Physically I feel incredible.
The only thing I seem to suffer from is
nightmares. All involving cancer. Most of the time it is a general
knowledge that the cancer is back. Low lighting, scary music, worried
exchanges. But there are also very specific dreams that wake me up,
heart racing, feeling for that exact spot I dreamed up a tumor. I have
always been affected emotionally by my dreams (ask Josh how happy I am
with him the morning
after I dream he cheats on me). And this is no different.
go to bed invincible, and wake up vulnerable and scared.
Such is my
life this year. There is no middle ground. Nothing has been lukewarm.

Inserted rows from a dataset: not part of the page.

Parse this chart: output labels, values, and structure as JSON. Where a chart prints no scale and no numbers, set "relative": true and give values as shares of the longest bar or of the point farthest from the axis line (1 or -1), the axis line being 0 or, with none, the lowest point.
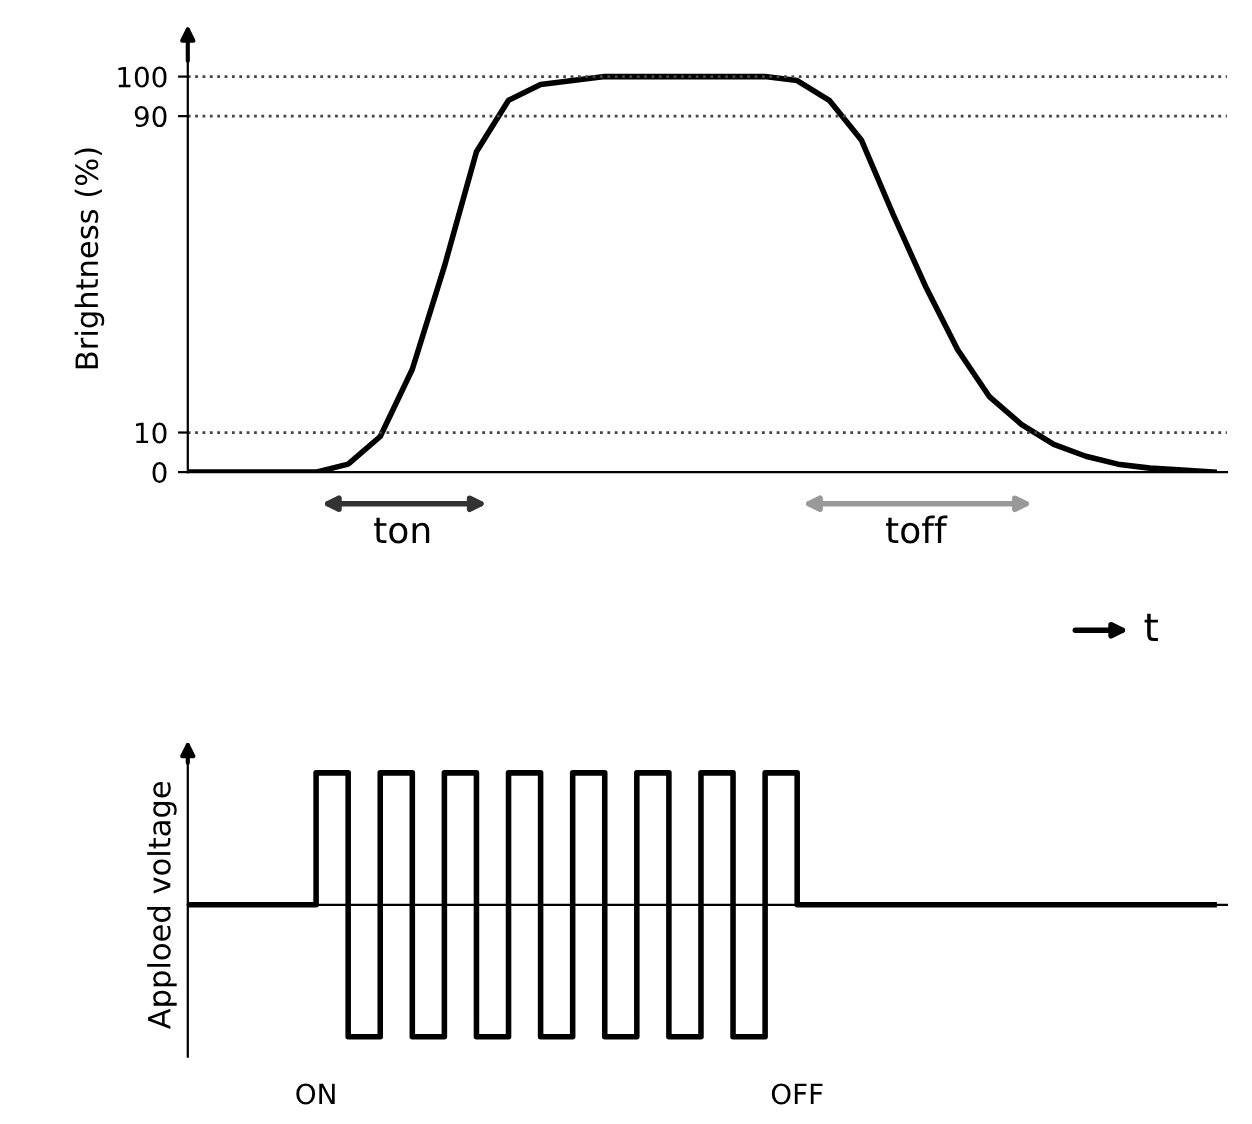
{
  "chart_data": [
    {
      "type": "line",
      "ylabel": "Brightness (%)",
      "categories": [
        null,
        null,
        null,
        null,
        null,
        null,
        null,
        null,
        null,
        null,
        null,
        null,
        null,
        null,
        null,
        null,
        null,
        null,
        null,
        null,
        null,
        null,
        null,
        null,
        null,
        null,
        null,
        null,
        null,
        null,
        null,
        null,
        null
      ],
      "series": [
        {
          "color": "#000000",
          "values": [
            0,
            0,
            0,
            0,
            0,
            2,
            9,
            26,
            52,
            81,
            94,
            98,
            99,
            100,
            100,
            100,
            100,
            100,
            100,
            99,
            94,
            84,
            65,
            47,
            31,
            19,
            12,
            7,
            4,
            2,
            1,
            0.5,
            0
          ]
        }
      ],
      "ylim": [
        0,
        108
      ],
      "yticks": [
        0,
        10,
        90,
        100
      ],
      "tick_labels": "y",
      "ref_lines": [
        {
          "axis": "y",
          "value": 100,
          "line_style": "dotted"
        },
        {
          "axis": "y",
          "value": 90,
          "line_style": "dotted"
        },
        {
          "axis": "y",
          "value": 10,
          "line_style": "dotted"
        }
      ],
      "annotations": [
        "ton",
        "toff",
        "t"
      ]
    },
    {
      "type": "step",
      "ylabel": "Apploed voltage",
      "relative": true,
      "tick_labels": false,
      "categories": [
        null,
        null,
        null,
        null,
        null,
        null,
        null,
        null,
        null,
        null,
        null,
        null,
        null,
        null,
        null,
        null,
        null,
        null,
        null,
        null,
        null,
        null,
        null,
        null,
        null,
        null,
        null,
        null,
        null,
        null,
        null,
        null,
        null
      ],
      "series": [
        {
          "color": "#000000",
          "values": [
            0,
            0,
            0,
            0,
            1,
            -1,
            1,
            -1,
            1,
            -1,
            1,
            -1,
            1,
            -1,
            1,
            -1,
            1,
            -1,
            1,
            0,
            0,
            0,
            0,
            0,
            0,
            0,
            0,
            0,
            0,
            0,
            0,
            0,
            0
          ]
        }
      ],
      "annotations": [
        "ON",
        "OFF"
      ]
    }
  ]
}
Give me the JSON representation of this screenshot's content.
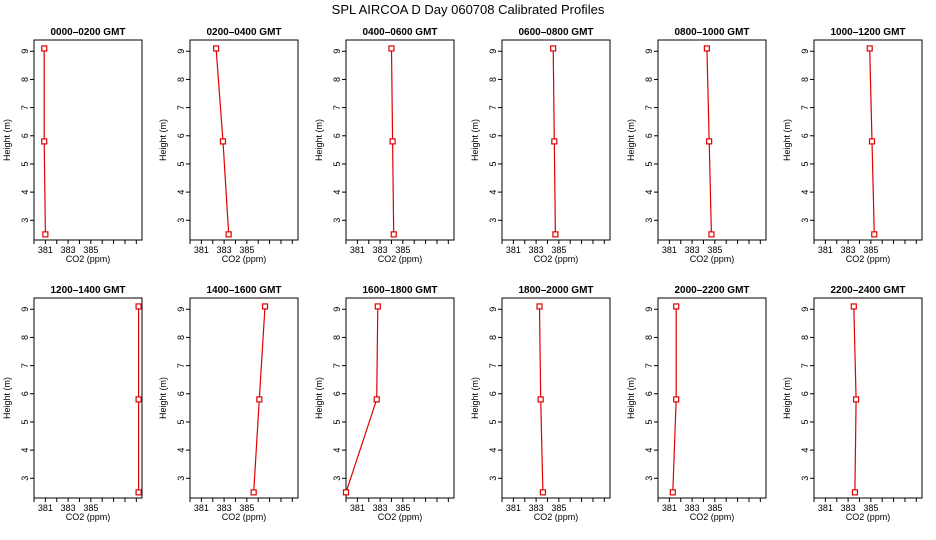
{
  "title": "SPL AIRCOA D  Day 060708  Calibrated Profiles",
  "colors": {
    "series": "#e00000",
    "axis": "#000000",
    "background": "#ffffff"
  },
  "chart_data": [
    {
      "type": "line",
      "title": "0000–0200 GMT",
      "xlabel": "CO2 (ppm)",
      "ylabel": "Height (m)",
      "xlim": [
        380,
        389.5
      ],
      "ylim": [
        2.3,
        9.4
      ],
      "xticks": [
        381,
        383,
        385
      ],
      "yticks": [
        3,
        4,
        5,
        6,
        7,
        8,
        9
      ],
      "grid": false,
      "series": [
        {
          "x": [
            380.9,
            380.9,
            381.0
          ],
          "y": [
            9.1,
            5.8,
            2.5
          ]
        }
      ]
    },
    {
      "type": "line",
      "title": "0200–0400 GMT",
      "xlabel": "CO2 (ppm)",
      "ylabel": "Height (m)",
      "xlim": [
        380,
        389.5
      ],
      "ylim": [
        2.3,
        9.4
      ],
      "xticks": [
        381,
        383,
        385
      ],
      "yticks": [
        3,
        4,
        5,
        6,
        7,
        8,
        9
      ],
      "grid": false,
      "series": [
        {
          "x": [
            382.3,
            382.9,
            383.4
          ],
          "y": [
            9.1,
            5.8,
            2.5
          ]
        }
      ]
    },
    {
      "type": "line",
      "title": "0400–0600 GMT",
      "xlabel": "CO2 (ppm)",
      "ylabel": "Height (m)",
      "xlim": [
        380,
        389.5
      ],
      "ylim": [
        2.3,
        9.4
      ],
      "xticks": [
        381,
        383,
        385
      ],
      "yticks": [
        3,
        4,
        5,
        6,
        7,
        8,
        9
      ],
      "grid": false,
      "series": [
        {
          "x": [
            384.0,
            384.1,
            384.2
          ],
          "y": [
            9.1,
            5.8,
            2.5
          ]
        }
      ]
    },
    {
      "type": "line",
      "title": "0600–0800 GMT",
      "xlabel": "CO2 (ppm)",
      "ylabel": "Height (m)",
      "xlim": [
        380,
        389.5
      ],
      "ylim": [
        2.3,
        9.4
      ],
      "xticks": [
        381,
        383,
        385
      ],
      "yticks": [
        3,
        4,
        5,
        6,
        7,
        8,
        9
      ],
      "grid": false,
      "series": [
        {
          "x": [
            384.5,
            384.6,
            384.7
          ],
          "y": [
            9.1,
            5.8,
            2.5
          ]
        }
      ]
    },
    {
      "type": "line",
      "title": "0800–1000 GMT",
      "xlabel": "CO2 (ppm)",
      "ylabel": "Height (m)",
      "xlim": [
        380,
        389.5
      ],
      "ylim": [
        2.3,
        9.4
      ],
      "xticks": [
        381,
        383,
        385
      ],
      "yticks": [
        3,
        4,
        5,
        6,
        7,
        8,
        9
      ],
      "grid": false,
      "series": [
        {
          "x": [
            384.3,
            384.5,
            384.7
          ],
          "y": [
            9.1,
            5.8,
            2.5
          ]
        }
      ]
    },
    {
      "type": "line",
      "title": "1000–1200 GMT",
      "xlabel": "CO2 (ppm)",
      "ylabel": "Height (m)",
      "xlim": [
        380,
        389.5
      ],
      "ylim": [
        2.3,
        9.4
      ],
      "xticks": [
        381,
        383,
        385
      ],
      "yticks": [
        3,
        4,
        5,
        6,
        7,
        8,
        9
      ],
      "grid": false,
      "series": [
        {
          "x": [
            384.9,
            385.1,
            385.3
          ],
          "y": [
            9.1,
            5.8,
            2.5
          ]
        }
      ]
    },
    {
      "type": "line",
      "title": "1200–1400 GMT",
      "xlabel": "CO2 (ppm)",
      "ylabel": "Height (m)",
      "xlim": [
        380,
        389.5
      ],
      "ylim": [
        2.3,
        9.4
      ],
      "xticks": [
        381,
        383,
        385
      ],
      "yticks": [
        3,
        4,
        5,
        6,
        7,
        8,
        9
      ],
      "grid": false,
      "series": [
        {
          "x": [
            389.2,
            389.2,
            389.2
          ],
          "y": [
            9.1,
            5.8,
            2.5
          ]
        }
      ]
    },
    {
      "type": "line",
      "title": "1400–1600 GMT",
      "xlabel": "CO2 (ppm)",
      "ylabel": "Height (m)",
      "xlim": [
        380,
        389.5
      ],
      "ylim": [
        2.3,
        9.4
      ],
      "xticks": [
        381,
        383,
        385
      ],
      "yticks": [
        3,
        4,
        5,
        6,
        7,
        8,
        9
      ],
      "grid": false,
      "series": [
        {
          "x": [
            386.6,
            386.1,
            385.6
          ],
          "y": [
            9.1,
            5.8,
            2.5
          ]
        }
      ]
    },
    {
      "type": "line",
      "title": "1600–1800 GMT",
      "xlabel": "CO2 (ppm)",
      "ylabel": "Height (m)",
      "xlim": [
        380,
        389.5
      ],
      "ylim": [
        2.3,
        9.4
      ],
      "xticks": [
        381,
        383,
        385
      ],
      "yticks": [
        3,
        4,
        5,
        6,
        7,
        8,
        9
      ],
      "grid": false,
      "series": [
        {
          "x": [
            382.8,
            382.7,
            380.0
          ],
          "y": [
            9.1,
            5.8,
            2.5
          ]
        }
      ]
    },
    {
      "type": "line",
      "title": "1800–2000 GMT",
      "xlabel": "CO2 (ppm)",
      "ylabel": "Height (m)",
      "xlim": [
        380,
        389.5
      ],
      "ylim": [
        2.3,
        9.4
      ],
      "xticks": [
        381,
        383,
        385
      ],
      "yticks": [
        3,
        4,
        5,
        6,
        7,
        8,
        9
      ],
      "grid": false,
      "series": [
        {
          "x": [
            383.3,
            383.4,
            383.6
          ],
          "y": [
            9.1,
            5.8,
            2.5
          ]
        }
      ]
    },
    {
      "type": "line",
      "title": "2000–2200 GMT",
      "xlabel": "CO2 (ppm)",
      "ylabel": "Height (m)",
      "xlim": [
        380,
        389.5
      ],
      "ylim": [
        2.3,
        9.4
      ],
      "xticks": [
        381,
        383,
        385
      ],
      "yticks": [
        3,
        4,
        5,
        6,
        7,
        8,
        9
      ],
      "grid": false,
      "series": [
        {
          "x": [
            381.6,
            381.6,
            381.3
          ],
          "y": [
            9.1,
            5.8,
            2.5
          ]
        }
      ]
    },
    {
      "type": "line",
      "title": "2200–2400 GMT",
      "xlabel": "CO2 (ppm)",
      "ylabel": "Height (m)",
      "xlim": [
        380,
        389.5
      ],
      "ylim": [
        2.3,
        9.4
      ],
      "xticks": [
        381,
        383,
        385
      ],
      "yticks": [
        3,
        4,
        5,
        6,
        7,
        8,
        9
      ],
      "grid": false,
      "series": [
        {
          "x": [
            383.5,
            383.7,
            383.6
          ],
          "y": [
            9.1,
            5.8,
            2.5
          ]
        }
      ]
    }
  ]
}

The adjective doesn't exist. All or nothing. Sickly or robust. Live or die. Heartbroken or euphoric. We live in extremes.
We are right
in a state of extreme happiness. It involves my normal, everyday life
that I wanted back so badly. It is mostly dishes and laundry and
shuttling and motivating kids. Occasionally reading novels, lunch with
friends, exercise, home improvement. It
involves taking trips and making commitments.
And the best part? It includes planning for the future. Something stolen, now returned. A trip this fall. The kid's Christmas presents. A move in the spring. The possibilities!!!
will try and blog some of the fun we have been up to. But just now the
boys are about the walk in the door. Homework, piano, karate, dinner,
scouts. Luckiest mom ever. You get the picture.